It always amazes me that you can take two sticks, some yarn and create a fabric. Yes, knitting is one of the categories of fabrics. I’ve discussed fibers and yarn construction in my ebook It’s All About The Yarn. I want to take a closer look at some often neglected fiber properties that affect your hand knit projects. Fiber properties, yarn construction, and stitch patterns are not independent of each other, but work together to create the project you desire. The properties discussed below aren’t necessarily “bad” or “good”, but are important when choosing yarn and to the overall success of a design.
Elasticity or Resiliency
Elasticity is the ability of a fiber to return to its original shape after being stretched. This means the fiber is flexible and prevents a fabric from wrinkling. Wool is one of the best examples of this property. Just try squeezing a ball of wool or experience the ease in which it glides across your needles. Wool is by far the favorite of knitters, and mine.
The elbows of sleeves and cuffs are areas of garments that tend to wear out first, but can withstand heavy wear when made with a resilient fiber. Most animal fibers are resilient. Silk and cotton are examples of fibers with low resiliency, and tend to stretch out of shape with wear or use.
The amount of elasticity also affects how a garment drapes or hangs. Because cotton stretches, it is typically unsuitable in designs with allover cables or other dense pattern stitches, adding too much weight. One time I used 100% bamboo in a structured cardigan, a big mistake; it was heavy and draped too much.
Loft describes yarn that is open, springy, and appears bulky in comparison to its weight. Mohair is fluffy and light weight, but appears bulky in texture. Loft is created by the air space between individual fibers, and provides insulation. Wool fiber has a natural crimp producing an open structure that traps heat.
Fibers with high loft also have high elasticity, which prevents the fabric from flattening. If you take a ball of wool or mohair and squeeze, it springs back.
You’ve probably noticed unattractive, fuzzy balls on the surface of your sweaters. These balls of fiber are called pills, and are the result of short fibers entangling on the surface of the textile, caused by abrasion or friction. Abrasion occurs in areas of heavy wear such as cuffs, inner side of sleeves where the arm rubs against the body, and heels of socks.
All knitted items pill to a certain degree. The degree of pilling is affected by the type of fiber, yarn construction including twist, tightness of the knit fabric, and the pattern stitch. Pills are common with softly spun, single ply yarns. Acrylic and other synthetics pill more than natural fibers. Because synthetic fibers are so strong, the pills don’t break off the surface, whereas pills are easily removed from natural fiber surfaces. Many knitters prefer natural fibers for this reason – an acrylic item can look like “pill central” in no time and you can’t remove them. You might want to stay away from acrylic for projects that require many hours of knitting and complex stitch patterns.

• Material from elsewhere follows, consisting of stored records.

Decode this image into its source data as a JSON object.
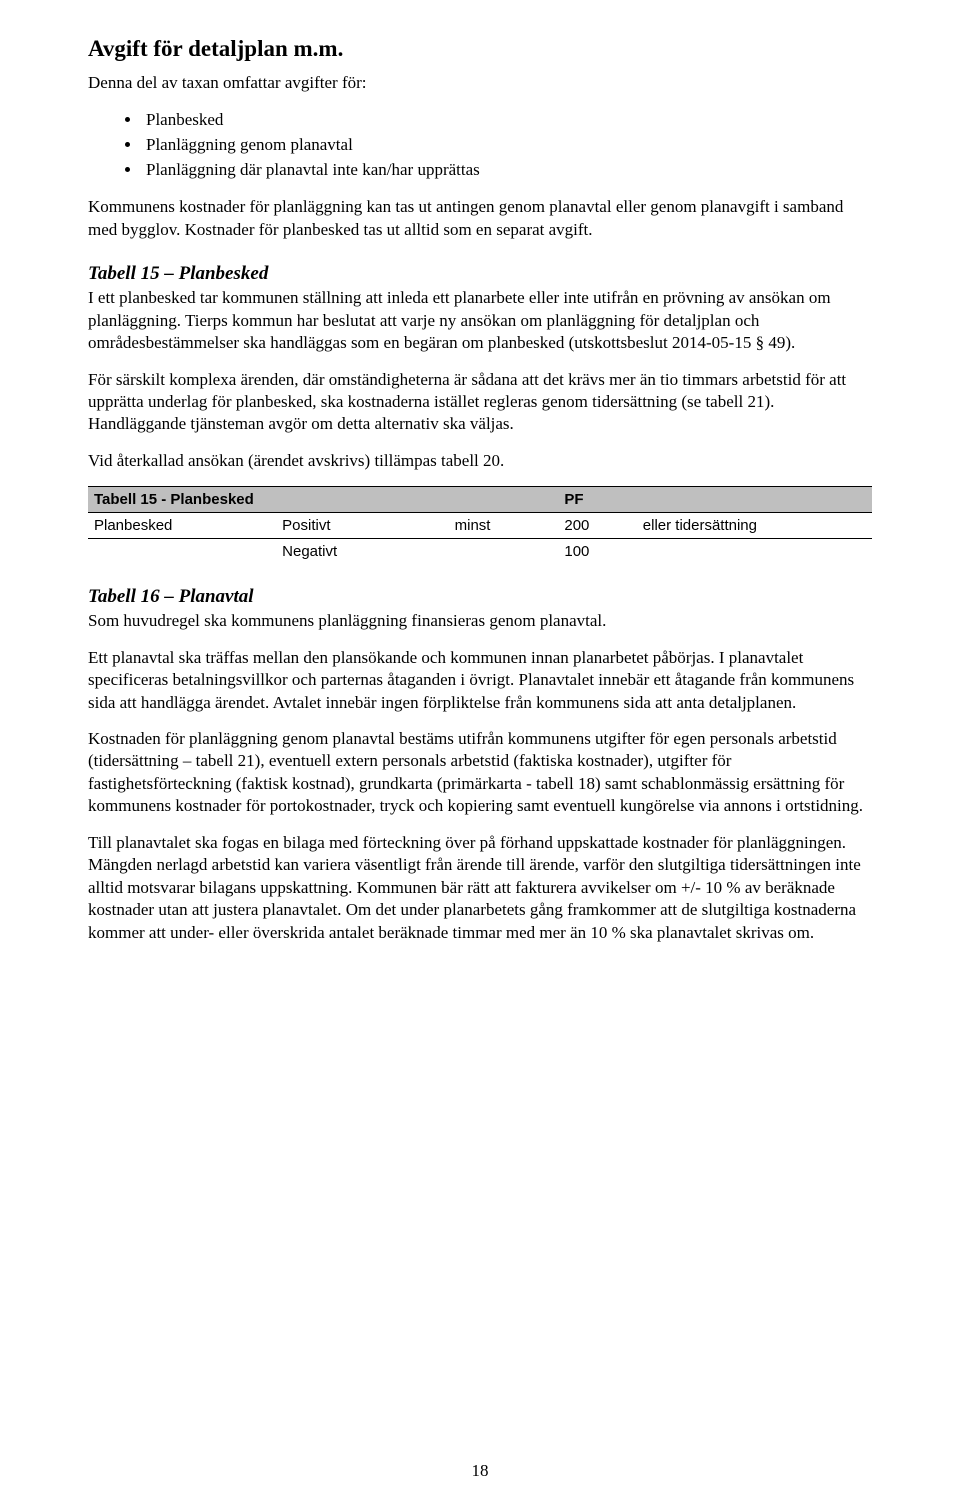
{
  "title": "Avgift för detaljplan m.m.",
  "intro": "Denna del av taxan omfattar avgifter för:",
  "bullets": [
    "Planbesked",
    "Planläggning genom planavtal",
    "Planläggning där planavtal inte kan/har upprättas"
  ],
  "para1": "Kommunens kostnader för planläggning kan tas ut antingen genom planavtal eller genom planavgift i samband med bygglov. Kostnader för planbesked tas ut alltid som en separat avgift.",
  "section15": {
    "heading": "Tabell 15 – Planbesked",
    "p1": "I ett planbesked tar kommunen ställning att inleda ett planarbete eller inte utifrån en prövning av ansökan om planläggning. Tierps kommun har beslutat att varje ny ansökan om planläggning för detaljplan och områdesbestämmelser ska handläggas som en begäran om planbesked (utskottsbeslut 2014-05-15 § 49).",
    "p2": "För särskilt komplexa ärenden, där omständigheterna är sådana att det krävs mer än tio timmars arbetstid för att upprätta underlag för planbesked, ska kostnaderna istället regleras genom tidersättning (se tabell 21). Handläggande tjänsteman avgör om detta alternativ ska väljas.",
    "p3": "Vid återkallad ansökan (ärendet avskrivs) tillämpas tabell 20."
  },
  "table15": {
    "header_label": "Tabell 15 - Planbesked",
    "header_pf": "PF",
    "rows": [
      {
        "label": "Planbesked",
        "variant": "Positivt",
        "minst": "minst",
        "pf": "200",
        "note": "eller tidersättning"
      },
      {
        "label": "",
        "variant": "Negativt",
        "minst": "",
        "pf": "100",
        "note": ""
      }
    ]
  },
  "section16": {
    "heading": "Tabell 16 – Planavtal",
    "p1": "Som huvudregel ska kommunens planläggning finansieras genom planavtal.",
    "p2": "Ett planavtal ska träffas mellan den plansökande och kommunen innan planarbetet påbörjas. I planavtalet specificeras betalningsvillkor och parternas åtaganden i övrigt. Planavtalet innebär ett åtagande från kommunens sida att handlägga ärendet. Avtalet innebär ingen förpliktelse från kommunens sida att anta detaljplanen.",
    "p3": "Kostnaden för planläggning genom planavtal bestäms utifrån kommunens utgifter för egen personals arbetstid (tidersättning – tabell 21), eventuell extern personals arbetstid (faktiska kostnader), utgifter för fastighetsförteckning (faktisk kostnad), grundkarta (primärkarta - tabell 18) samt schablonmässig ersättning för kommunens kostnader för portokostnader, tryck och kopiering samt eventuell kungörelse via annons i ortstidning.",
    "p4": "Till planavtalet ska fogas en bilaga med förteckning över på förhand uppskattade kostnader för planläggningen. Mängden nerlagd arbetstid kan variera väsentligt från ärende till ärende, varför den slutgiltiga tidersättningen inte alltid motsvarar bilagans uppskattning. Kommunen bär rätt att fakturera avvikelser om +/- 10 % av beräknade kostnader utan att justera planavtalet. Om det under planarbetets gång framkommer att de slutgiltiga kostnaderna kommer att under- eller överskrida antalet beräknade timmar med mer än 10 % ska planavtalet skrivas om."
  },
  "page_number": "18"
}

Felting is a textile term describing the shrinkage of animal hair fibers, particularly wool. The cause of felting is due to the fiber’s structure. The wool hair fiber is composed of scales along its surface. When these scales are exposed to heat, moisture, and agitation, they entangle or lock together forming a dense, matted fabric. I’d be willing to bet many of you have accidentally felted a sweater by putting it in the washing machine. Careful attention must be paid when washing animal hair fibers.
Felted fabric is produced by textile manufacturers to make dense fabrics such as boiled wool and melton. Felting projects can be an enjoyable process when done “deliberately”. Superwash wool has been treated to prevent shrinkage, and items are safely laundered in the washing machine. But trying to felt with superwash wool won’t work!
Absorbency And Static Electricity
Static electricity is produced by an accumulation of electrical charge. It is a huge problem with synthetic fibers which lack the ability to absorb moisture. Even natural fibers will exhibit static electricity in low humidity, but is easily reversed. Synthetic fabrics feel hot, pill readily, and hold static charges making them easily soiled and difficult to clean.
Even though you may be dying to use a particular yarn that exhibits any of the above properties, there is a project out there for it! Just try to consider the function of your project before diving in to prevent an undesirable outcome.